Il y a trop de critiques de Risky Business pour que la mienne ait une pertinence en tant que critique de film. Cependant, ce film est pour moi une capsule temporelle de l’époque où je l’ai vu, et une photographie de l’avenir à venir dans la culture américaine.
J’ai vu ce film quand j’avais 22 ans dans un petit théâtre universitaire avec un rendez-vous. Je me souviens de plusieurs choses déconnectées à ce sujet: Le film était beaucoup plus intéressant que mon rendez-vous, la musique de Tangerine Dream était hypnotique et correspondait au ton du film, ce qui m’a semblé plus déprimant par endroits que drôle (bien qu’il y ait des moments drôles), et cela m’a donné un aperçu d’un monde que je pensais fictif. Il s’est avéré que je n’avais pas encore connu le monde qu’il présentait.

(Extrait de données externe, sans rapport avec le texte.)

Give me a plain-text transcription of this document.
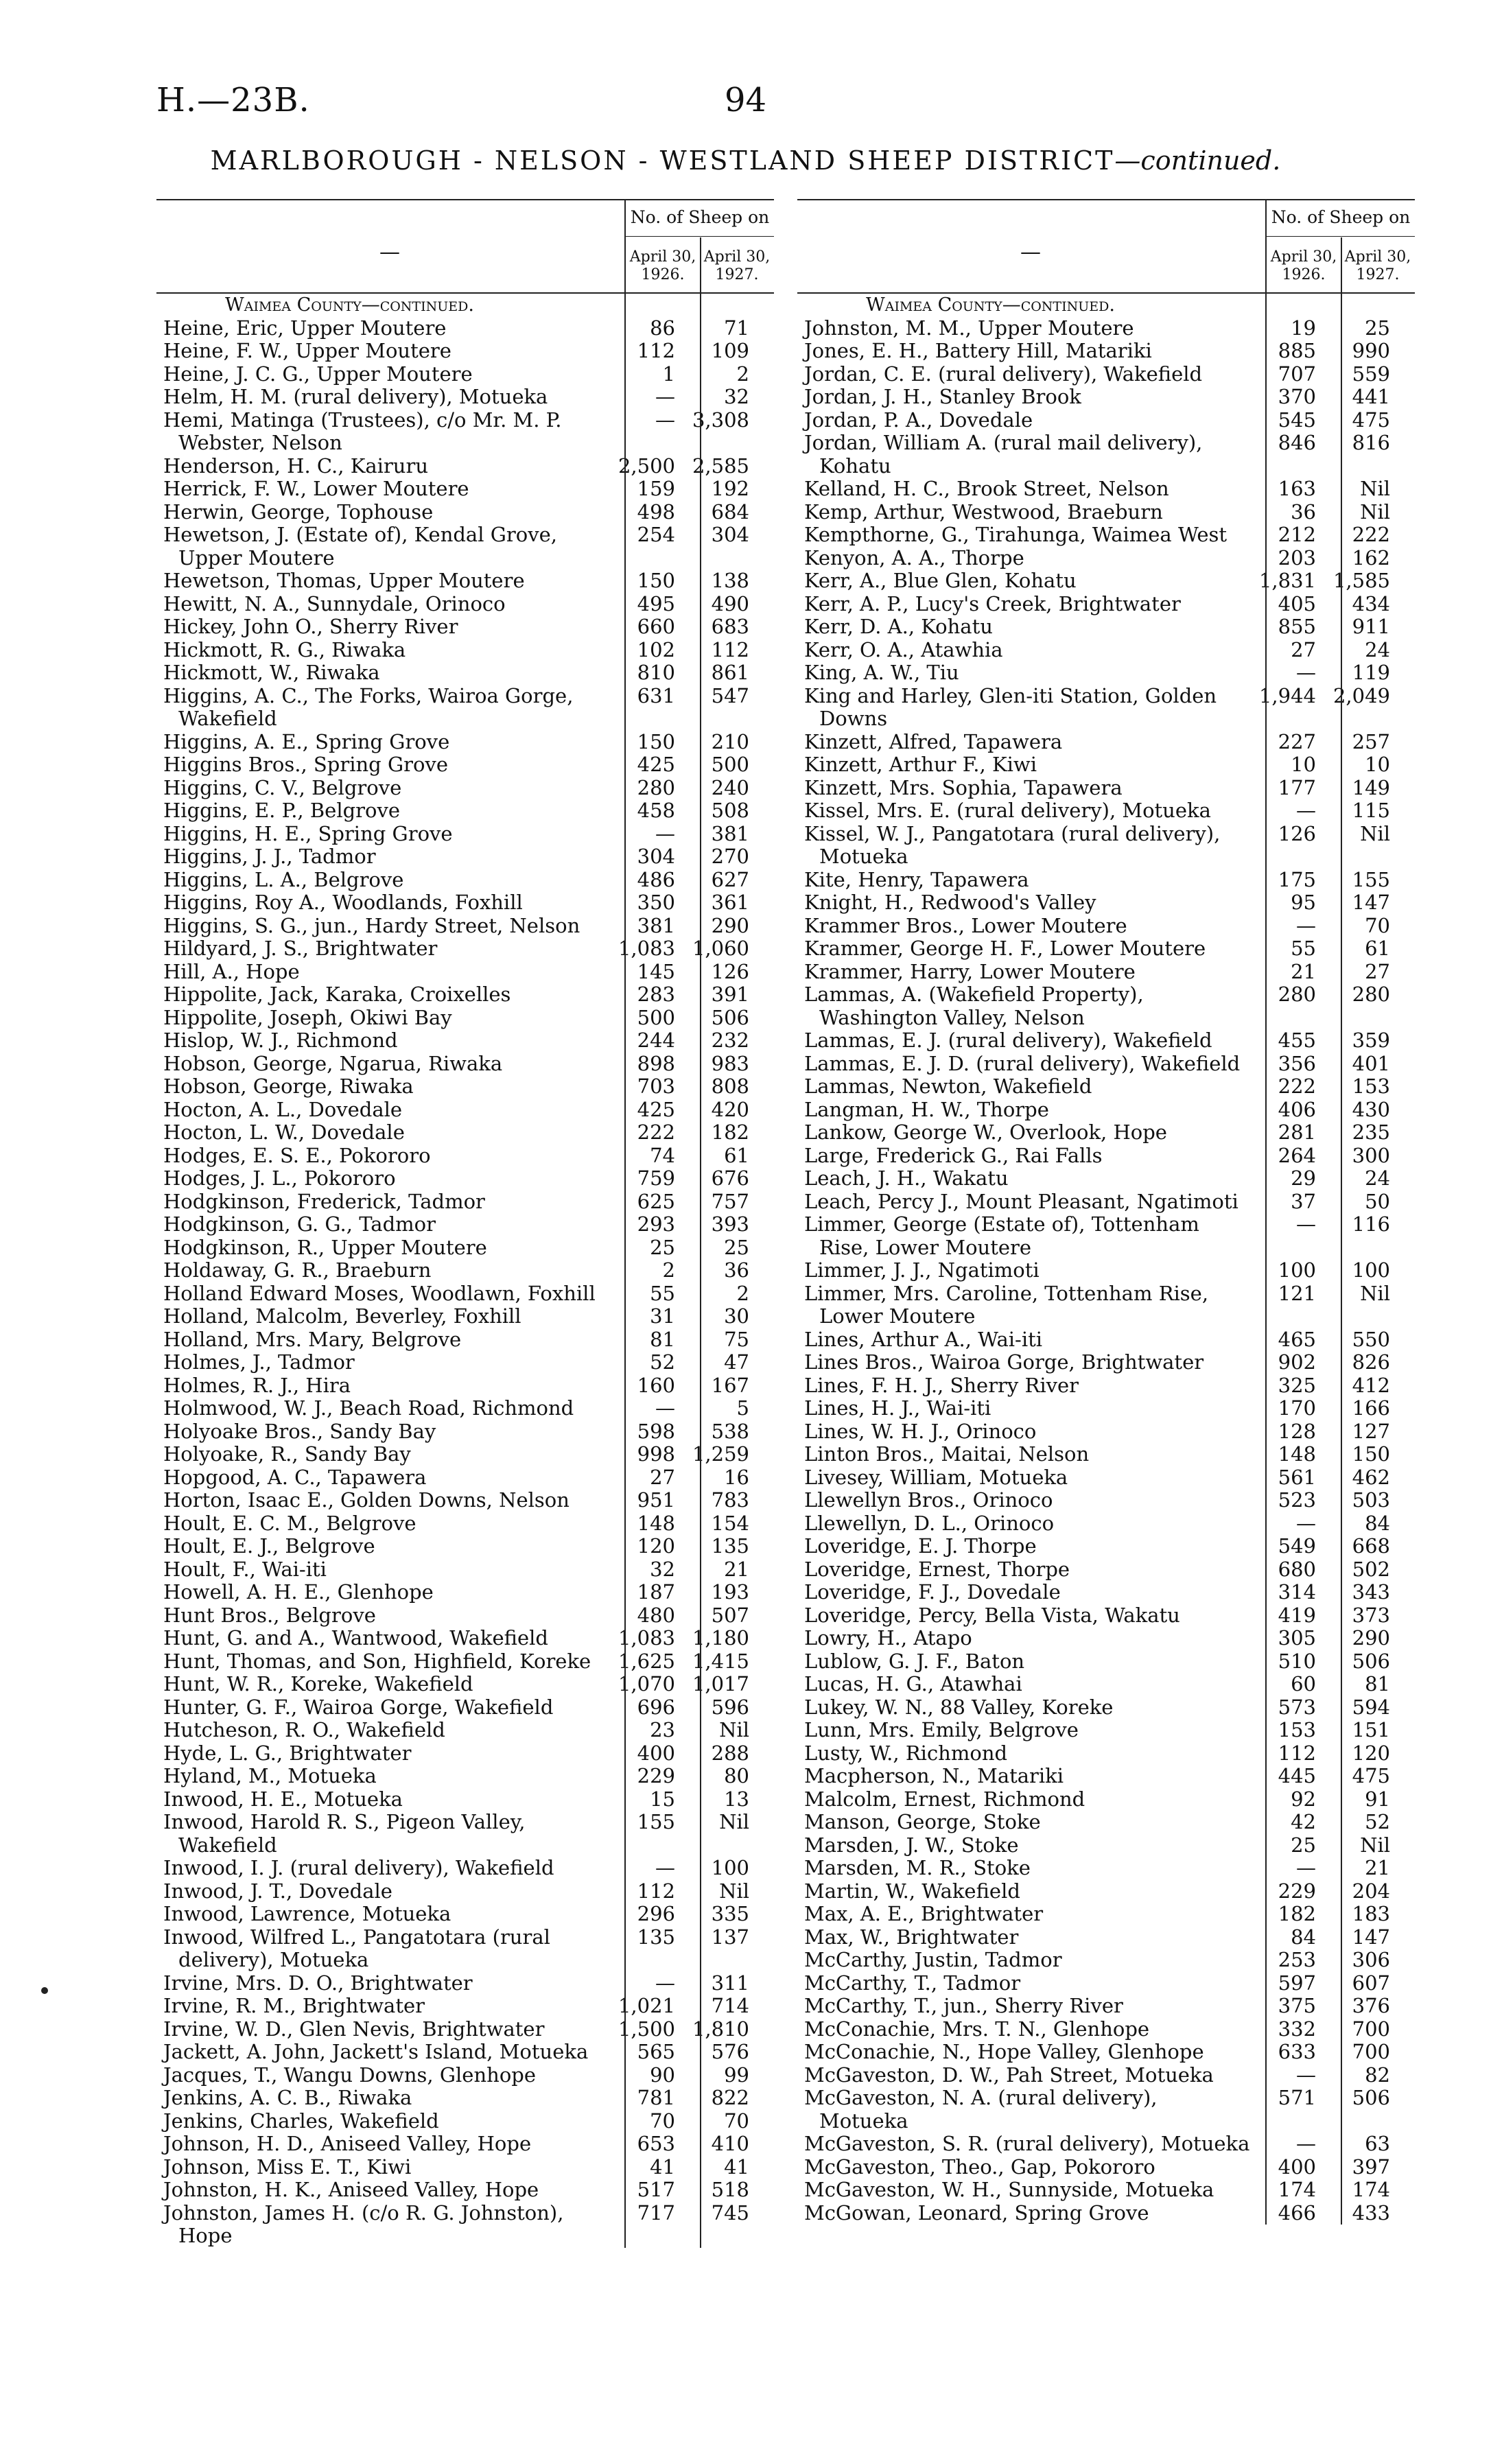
H.—23B.	94
MARLBOROUGH - NELSON - WESTLAND SHEEP DISTRICT—continued.
—
No. of Sheep on
April 30, 1926.
April 30, 1927.
Waimea County—continued.
Heine, Eric, Upper Moutere	86	71
Heine, F. W., Upper Moutere	112	109
Heine, J. C. G., Upper Moutere	1	2
Helm, H. M. (rural delivery), Motueka	—	32
Hemi, Matinga (Trustees), c/o Mr. M. P. Webster, Nelson
— 3,308
Henderson, H. C., Kairuru	2,500 2,585
Herrick, F. W., Lower Moutere	159	192
Herwin, George, Tophouse	498	684
Hewetson, J. (Estate of), Kendal Grove, Upper Moutere
254	304
Hewetson, Thomas, Upper Moutere	150	138
Hewitt, N. A., Sunnydale, Orinoco	495	490
Hickey, John O., Sherry River	660	683
Hickmott, R. G., Riwaka	102	112
Hickmott, W., Riwaka	810	861
Higgins, A. C., The Forks, Wairoa Gorge, Wakefield
631	547
Higgins, A. E., Spring Grove	150	210
Higgins Bros., Spring Grove	425	500
Higgins, C. V., Belgrove	280	240
Higgins, E. P., Belgrove	458	508
Higgins, H. E., Spring Grove	—	381
Higgins, J. J., Tadmor	304	270
Higgins, L. A., Belgrove	486	627
Higgins, Roy A., Woodlands, Foxhill	350	361
Higgins, S. G., jun., Hardy Street, Nelson	381	290
Hildyard, J. S., Brightwater	1,083 1,060
Hill, A., Hope	145	126
Hippolite, Jack, Karaka, Croixelles	283	391
Hippolite, Joseph, Okiwi Bay	500	506
Hislop, W. J., Richmond	244	232
Hobson, George, Ngarua, Riwaka	898	983
Hobson, George, Riwaka	703	808
Hocton, A. L., Dovedale	425	420
Hocton, L. W., Dovedale	222	182
Hodges, E. S. E., Pokororo	74	61
Hodges, J. L., Pokororo	759	676
Hodgkinson, Frederick, Tadmor	625	757
Hodgkinson, G. G., Tadmor	293	393
Hodgkinson, R., Upper Moutere	25	25
Holdaway, G. R., Braeburn	2	36
Holland Edward Moses, Woodlawn, Foxhill	55	2
Holland, Malcolm, Beverley, Foxhill	31	30
Holland, Mrs. Mary, Belgrove	81	75
Holmes, J., Tadmor	52	47
Holmes, R. J., Hira	160	167
Holmwood, W. J., Beach Road, Richmond	—	5
Holyoake Bros., Sandy Bay	598	538
Holyoake, R., Sandy Bay	998 1,259
Hopgood, A. C., Tapawera	27	16
Horton, Isaac E., Golden Downs, Nelson	951	783
Hoult, E. C. M., Belgrove	148	154
Hoult, E. J., Belgrove	120	135
Hoult, F., Wai-iti	32	21
Howell, A. H. E., Glenhope	187	193
Hunt Bros., Belgrove	480	507
Hunt, G. and A., Wantwood, Wakefield	1,083 1,180
Hunt, Thomas, and Son, Highfield, Koreke	1,625 1,415
Hunt, W. R., Koreke, Wakefield	1,070 1,017
Hunter, G. F., Wairoa Gorge, Wakefield	696	596
Hutcheson, R. O., Wakefield	23	Nil
Hyde, L. G., Brightwater	400	288
Hyland, M., Motueka	229	80
Inwood, H. E., Motueka	15	13
Inwood, Harold R. S., Pigeon Valley, Wakefield
155	Nil
Inwood, I. J. (rural delivery), Wakefield	—	100
Inwood, J. T., Dovedale	112	Nil
Inwood, Lawrence, Motueka	296	335
Inwood, Wilfred L., Pangatotara (rural delivery), Motueka
135	137
Irvine, Mrs. D. O., Brightwater	—	311
Irvine, R. M., Brightwater	1,021	714
Irvine, W. D., Glen Nevis, Brightwater	1,500 1,810
Jackett, A. John, Jackett's Island, Motueka	565	576
Jacques, T., Wangu Downs, Glenhope	90	99
Jenkins, A. C. B., Riwaka	781	822
Jenkins, Charles, Wakefield	70	70
Johnson, H. D., Aniseed Valley, Hope	653	410
Johnson, Miss E. T., Kiwi	41	41
Johnston, H. K., Aniseed Valley, Hope	517	518
Johnston, James H. (c/o R. G. Johnston), Hope
717	745
—
No. of Sheep on
April 30, 1926.
April 30, 1927.
Waimea County—continued.
Johnston, M. M., Upper Moutere	19	25
Jones, E. H., Battery Hill, Matariki	885	990
Jordan, C. E. (rural delivery), Wakefield	707	559
Jordan, J. H., Stanley Brook	370	441
Jordan, P. A., Dovedale	545	475
Jordan, William A. (rural mail delivery), Kohatu
846	816
Kelland, H. C., Brook Street, Nelson	163	Nil
Kemp, Arthur, Westwood, Braeburn	36	Nil
Kempthorne, G., Tirahunga, Waimea West	212	222
Kenyon, A. A., Thorpe	203	162
Kerr, A., Blue Glen, Kohatu	1,831 1,585
Kerr, A. P., Lucy's Creek, Brightwater	405	434
Kerr, D. A., Kohatu	855	911
Kerr, O. A., Atawhia	27	24
King, A. W., Tiu	—	119
King and Harley, Glen-iti Station, Golden Downs
1,944 2,049
Kinzett, Alfred, Tapawera	227	257
Kinzett, Arthur F., Kiwi	10	10
Kinzett, Mrs. Sophia, Tapawera	177	149
Kissel, Mrs. E. (rural delivery), Motueka	—	115
Kissel, W. J., Pangatotara (rural delivery), Motueka
126	Nil
Kite, Henry, Tapawera	175	155
Knight, H., Redwood's Valley	95	147
Krammer Bros., Lower Moutere	—	70
Krammer, George H. F., Lower Moutere	55	61
Krammer, Harry, Lower Moutere	21	27
Lammas, A. (Wakefield Property), Washington Valley, Nelson
280	280
Lammas, E. J. (rural delivery), Wakefield	455	359
Lammas, E. J. D. (rural delivery), Wakefield	356	401
Lammas, Newton, Wakefield	222	153
Langman, H. W., Thorpe	406	430
Lankow, George W., Overlook, Hope	281	235
Large, Frederick G., Rai Falls	264	300
Leach, J. H., Wakatu	29	24
Leach, Percy J., Mount Pleasant, Ngatimoti	37	50
Limmer, George (Estate of), Tottenham Rise, Lower Moutere
—	116
Limmer, J. J., Ngatimoti	100	100
Limmer, Mrs. Caroline, Tottenham Rise, Lower Moutere
121	Nil
Lines, Arthur A., Wai-iti	465	550
Lines Bros., Wairoa Gorge, Brightwater	902	826
Lines, F. H. J., Sherry River	325	412
Lines, H. J., Wai-iti	170	166
Lines, W. H. J., Orinoco	128	127
Linton Bros., Maitai, Nelson	148	150
Livesey, William, Motueka	561	462
Llewellyn Bros., Orinoco	523	503
Llewellyn, D. L., Orinoco	—	84
Loveridge, E. J. Thorpe	549	668
Loveridge, Ernest, Thorpe	680	502
Loveridge, F. J., Dovedale	314	343
Loveridge, Percy, Bella Vista, Wakatu	419	373
Lowry, H., Atapo	305	290
Lublow, G. J. F., Baton	510	506
Lucas, H. G., Atawhai	60	81
Lukey, W. N., 88 Valley, Koreke	573	594
Lunn, Mrs. Emily, Belgrove	153	151
Lusty, W., Richmond	112	120
Macpherson, N., Matariki	445	475
Malcolm, Ernest, Richmond	92	91
Manson, George, Stoke	42	52
Marsden, J. W., Stoke	25	Nil
Marsden, M. R., Stoke	—	21
Martin, W., Wakefield	229	204
Max, A. E., Brightwater	182	183
Max, W., Brightwater	84	147
McCarthy, Justin, Tadmor	253	306
McCarthy, T., Tadmor	597	607
McCarthy, T., jun., Sherry River	375	376
McConachie, Mrs. T. N., Glenhope	332	700
McConachie, N., Hope Valley, Glenhope	633	700
McGaveston, D. W., Pah Street, Motueka	—	82
McGaveston, N. A. (rural delivery), Motueka
571	506
McGaveston, S. R. (rural delivery), Motueka	—	63
McGaveston, Theo., Gap, Pokororo	400	397
McGaveston, W. H., Sunnyside, Motueka	174	174
McGowan, Leonard, Spring Grove	466	433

Lorsque Cruise demande à ses amis ce qu’ils comptent faire de leur vie, la réponse est très simple et ciblée: « Gagner de l’argent ». Un autre ami ajoute: « Gagnez BEAUCOUP d’argent ».
Il s’avère que le film était pré-conscient des dix à vingt prochaines années de culture américaine; l’obsession absolue de gagner de l’argent par tous les moyens nécessaires, légalement ou illégalement, quelles que soient les conséquences pour vous-même ou pour les autres. Ensuite, prenez cet argent et achetez les choses qui vous rendront heureux: une porsche, une grande maison et, surtout, un bébé chaud dans votre lit, qui ne sera là que tant que l’argent est là. Le bonheur découvert en interne? Une notion pittoresque créée par les pauvres qui ne peuvent pas se permettre les jouets qui valident votre existence.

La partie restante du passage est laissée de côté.